The film has a lot of neat and good things going for it. It's a great concept for a thriller, and, even though religious nuts are an easy target, there's still enough in the well to make for great discourse and discussion. As per usual though, Smith is better with the ideas than with the execution. He does a decent enough job though, even though the end result is still a flawed mixed bag.
I'll start with the bad so I can end strong. Smith's films are talky. This is no secret. This one is too, maybe a little too talky for its own good. The sermon that serves as the centerpiece is great though, that's not where the film is too talky. Where the film struggles the most if with the conclusion. It ends rather abruptly and there's way too much exposition to explain how it concludes, but even then some of the specifics are kidn of neat. It jsut needed to be more tidy and show far more than tell. It's an uneven film, but that's hard to fault too much since genre shifting is involved. Still though, Smith's been doing this long enough to have learned something about filmmaking by now.
Okay, here's where the film works: great concept, great cast, strong performances. Michael Parks is a notable character actor, but this is a real showcase for his talents that will hopefully lead him to more prominent and substantial roles. He's chillingly effective as the hateful church leader Abin Cooper and makes for a compelling antagonist. Melissa Leo is also good, though perhaps a tad overboard as his nutty daughter Sara who lures the boys in and gets the film going. John Goodman is quite strong as the ATF agent in charge of bringing the church down. Even though the diasppearance of the boys is somewhat important, the film points out that the church was already being targeted, and the part with the boys is more of a catalyst. Stephen Root is decent as a local sherrif, Kyle Gallner is fine as one of the three teens, and Kerry Brishe is good as one of the church followers who actually seems sympathetic.
That's another thing. This film boldly decides to have basically no characters that are really all that sympathetic and likeable. Sure, it makes the film harder to relate to, as well as harder to care about the characters, but in a way, it seems more realistic that way, and adds an interesting dimension of moral ambiguity that just further strengthens the film's "interesting" level.
All in all, this is a tough nut to crack. I should probably dock this by a half star, as it doesn't totally come together and work as a coherent whole, but I'll be nice and give it some credit becuase it is an experiment, and sees Smith trying to branch out and do somethign different. Plus, it is very compelling, has osme really good performances, and it's cool seeing the film keep you guessing with the shifts.

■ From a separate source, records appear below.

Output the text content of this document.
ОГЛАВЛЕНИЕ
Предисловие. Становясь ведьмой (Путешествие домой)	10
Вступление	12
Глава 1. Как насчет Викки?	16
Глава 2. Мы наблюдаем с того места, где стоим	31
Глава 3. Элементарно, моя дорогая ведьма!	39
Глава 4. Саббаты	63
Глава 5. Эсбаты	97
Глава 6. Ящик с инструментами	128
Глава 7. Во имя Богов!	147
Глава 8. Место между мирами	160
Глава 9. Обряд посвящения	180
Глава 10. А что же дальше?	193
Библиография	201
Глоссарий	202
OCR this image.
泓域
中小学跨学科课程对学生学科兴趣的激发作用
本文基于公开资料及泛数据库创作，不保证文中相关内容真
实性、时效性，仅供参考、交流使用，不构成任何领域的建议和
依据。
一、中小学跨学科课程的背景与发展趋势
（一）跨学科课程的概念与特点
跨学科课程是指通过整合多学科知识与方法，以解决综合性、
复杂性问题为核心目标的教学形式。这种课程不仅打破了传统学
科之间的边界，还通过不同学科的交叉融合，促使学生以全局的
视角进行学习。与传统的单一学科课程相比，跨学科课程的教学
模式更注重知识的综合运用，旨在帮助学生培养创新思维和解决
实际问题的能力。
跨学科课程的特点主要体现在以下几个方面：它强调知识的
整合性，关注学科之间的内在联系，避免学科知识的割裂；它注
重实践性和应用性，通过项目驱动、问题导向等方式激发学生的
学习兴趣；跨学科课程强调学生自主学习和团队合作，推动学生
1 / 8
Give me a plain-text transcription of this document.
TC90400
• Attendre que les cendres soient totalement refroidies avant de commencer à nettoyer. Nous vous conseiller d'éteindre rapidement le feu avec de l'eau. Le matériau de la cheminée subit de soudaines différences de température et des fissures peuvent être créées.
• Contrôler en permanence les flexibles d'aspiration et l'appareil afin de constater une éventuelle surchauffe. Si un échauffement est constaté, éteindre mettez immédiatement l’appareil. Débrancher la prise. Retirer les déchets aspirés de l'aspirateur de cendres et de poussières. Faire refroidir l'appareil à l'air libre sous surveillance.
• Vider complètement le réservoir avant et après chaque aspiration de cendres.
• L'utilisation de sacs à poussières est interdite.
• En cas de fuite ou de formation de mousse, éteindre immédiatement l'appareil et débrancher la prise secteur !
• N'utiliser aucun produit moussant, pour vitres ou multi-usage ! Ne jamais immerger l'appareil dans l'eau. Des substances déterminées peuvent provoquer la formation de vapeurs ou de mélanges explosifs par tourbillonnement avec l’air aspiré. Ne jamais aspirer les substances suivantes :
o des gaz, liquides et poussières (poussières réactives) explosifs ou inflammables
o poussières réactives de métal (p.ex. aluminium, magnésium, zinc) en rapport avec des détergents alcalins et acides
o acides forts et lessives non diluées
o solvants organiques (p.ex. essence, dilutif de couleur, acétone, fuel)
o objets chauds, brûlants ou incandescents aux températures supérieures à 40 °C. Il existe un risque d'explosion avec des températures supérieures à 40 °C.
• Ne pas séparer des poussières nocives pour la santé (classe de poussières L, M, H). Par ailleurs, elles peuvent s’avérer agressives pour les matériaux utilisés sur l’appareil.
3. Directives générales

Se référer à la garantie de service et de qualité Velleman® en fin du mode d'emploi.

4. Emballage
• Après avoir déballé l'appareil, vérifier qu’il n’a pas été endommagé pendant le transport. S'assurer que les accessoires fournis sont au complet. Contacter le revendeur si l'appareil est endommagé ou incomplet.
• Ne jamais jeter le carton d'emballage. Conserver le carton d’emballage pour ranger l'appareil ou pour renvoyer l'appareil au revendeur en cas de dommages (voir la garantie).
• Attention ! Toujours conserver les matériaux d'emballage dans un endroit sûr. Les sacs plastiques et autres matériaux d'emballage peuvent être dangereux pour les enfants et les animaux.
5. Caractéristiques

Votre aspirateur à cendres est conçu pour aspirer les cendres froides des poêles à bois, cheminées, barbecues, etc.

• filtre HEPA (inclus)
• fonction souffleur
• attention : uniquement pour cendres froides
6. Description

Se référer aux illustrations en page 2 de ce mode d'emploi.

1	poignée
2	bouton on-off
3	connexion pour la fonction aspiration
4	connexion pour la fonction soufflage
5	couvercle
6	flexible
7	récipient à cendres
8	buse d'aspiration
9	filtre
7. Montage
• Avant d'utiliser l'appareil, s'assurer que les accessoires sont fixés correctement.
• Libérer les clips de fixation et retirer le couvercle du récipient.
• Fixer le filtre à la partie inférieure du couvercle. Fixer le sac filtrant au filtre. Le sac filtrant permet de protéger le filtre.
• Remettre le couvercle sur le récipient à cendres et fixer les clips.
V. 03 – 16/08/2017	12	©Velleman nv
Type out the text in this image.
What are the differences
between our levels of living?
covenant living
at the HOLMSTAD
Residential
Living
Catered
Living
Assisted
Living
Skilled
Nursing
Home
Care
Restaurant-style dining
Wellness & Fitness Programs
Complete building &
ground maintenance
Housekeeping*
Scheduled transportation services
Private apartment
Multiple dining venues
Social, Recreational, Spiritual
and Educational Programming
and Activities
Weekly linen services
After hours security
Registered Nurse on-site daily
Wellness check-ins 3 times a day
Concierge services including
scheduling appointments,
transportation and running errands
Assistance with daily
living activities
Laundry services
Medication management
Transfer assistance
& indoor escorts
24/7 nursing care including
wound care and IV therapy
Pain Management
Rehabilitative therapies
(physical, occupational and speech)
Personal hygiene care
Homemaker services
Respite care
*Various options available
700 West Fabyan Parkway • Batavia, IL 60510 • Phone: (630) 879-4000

As a horror movie, it's pretty decent, but it sort of fizzles out by the finale, and the ending is something you'll either think is clever or not as clever as Kevin Smith thought it was. Red State earned enough goodwill from me during its disturbing first half to carry me through its trigger-happy, tone-shifted latter half and earn it a slightly positive rating. Check it out to sate your curiosity, but don't expect to be blown away.